The year 2019 was good to the band. In August, thanks to its second full-length, By and By, Caamp appeared on Billboard’s Emerging Artists chart (No. 14) and topped both the Heatseekers and the Americana/Folk charts. The album’s first single, Peach Fuzz, cracked the Top 40 of the Adult/Alternative chart.

And all that led American Songwriter magazine to call the band “folk’s next big thing.”  A curator at Spotify said of Caamp: “The songs are great – the melodies, the lyrics, the guitar/banjo/keys combo they do. It’s beautiful.”

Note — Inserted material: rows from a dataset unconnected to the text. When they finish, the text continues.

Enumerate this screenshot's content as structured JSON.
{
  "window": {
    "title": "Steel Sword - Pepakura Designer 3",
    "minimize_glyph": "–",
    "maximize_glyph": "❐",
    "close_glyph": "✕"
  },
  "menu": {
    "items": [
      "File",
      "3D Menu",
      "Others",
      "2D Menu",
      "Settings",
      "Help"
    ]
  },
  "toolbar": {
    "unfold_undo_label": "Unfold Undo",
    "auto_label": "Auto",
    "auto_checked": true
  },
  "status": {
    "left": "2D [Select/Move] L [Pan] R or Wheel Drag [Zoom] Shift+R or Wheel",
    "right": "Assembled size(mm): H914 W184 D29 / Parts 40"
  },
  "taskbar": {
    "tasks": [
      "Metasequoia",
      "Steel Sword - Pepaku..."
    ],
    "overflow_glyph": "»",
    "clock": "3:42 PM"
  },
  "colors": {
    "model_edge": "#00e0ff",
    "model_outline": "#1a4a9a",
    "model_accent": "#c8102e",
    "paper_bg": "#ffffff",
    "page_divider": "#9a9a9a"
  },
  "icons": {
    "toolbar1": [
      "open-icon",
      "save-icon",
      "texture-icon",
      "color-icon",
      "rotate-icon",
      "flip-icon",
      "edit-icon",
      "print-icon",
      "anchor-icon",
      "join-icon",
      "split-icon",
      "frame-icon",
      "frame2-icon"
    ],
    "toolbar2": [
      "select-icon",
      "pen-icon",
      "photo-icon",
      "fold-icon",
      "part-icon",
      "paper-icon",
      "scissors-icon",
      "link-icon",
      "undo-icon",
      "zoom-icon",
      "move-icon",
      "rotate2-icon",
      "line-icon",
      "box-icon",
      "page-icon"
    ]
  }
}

Bendigo Fletcher, a five-piece from rural Kentucky, opens at 8 p.m. Tickets are $22 to $59.


 It’s not too early to start thinking about the outdoor-concert season. Starlight Theatre, Kansas City’s most beloved amphitheater, already has a host of shows scheduled for 2020. Here are five you should know about.

NF, May 12: He is a rapidly rising star in the world of hip-hop.

John Fogerty, July 3: The former leader of Creedence Clearwater Revival will revive all those timeless hits and several of his own.

The Doobie Brothers, Aug. 15: For their 50th anniversary tour, they are bringing back Michael McDonald.

Alicia Keys, Aug. 26: She is still one of the most gifted live performers in all of music, as a singer, a songwriter, and a musician.

Vampire Weekend, Sept. 29: They haven’t performed in Kansas City since 2014. Thus the palpable anticipation for this show.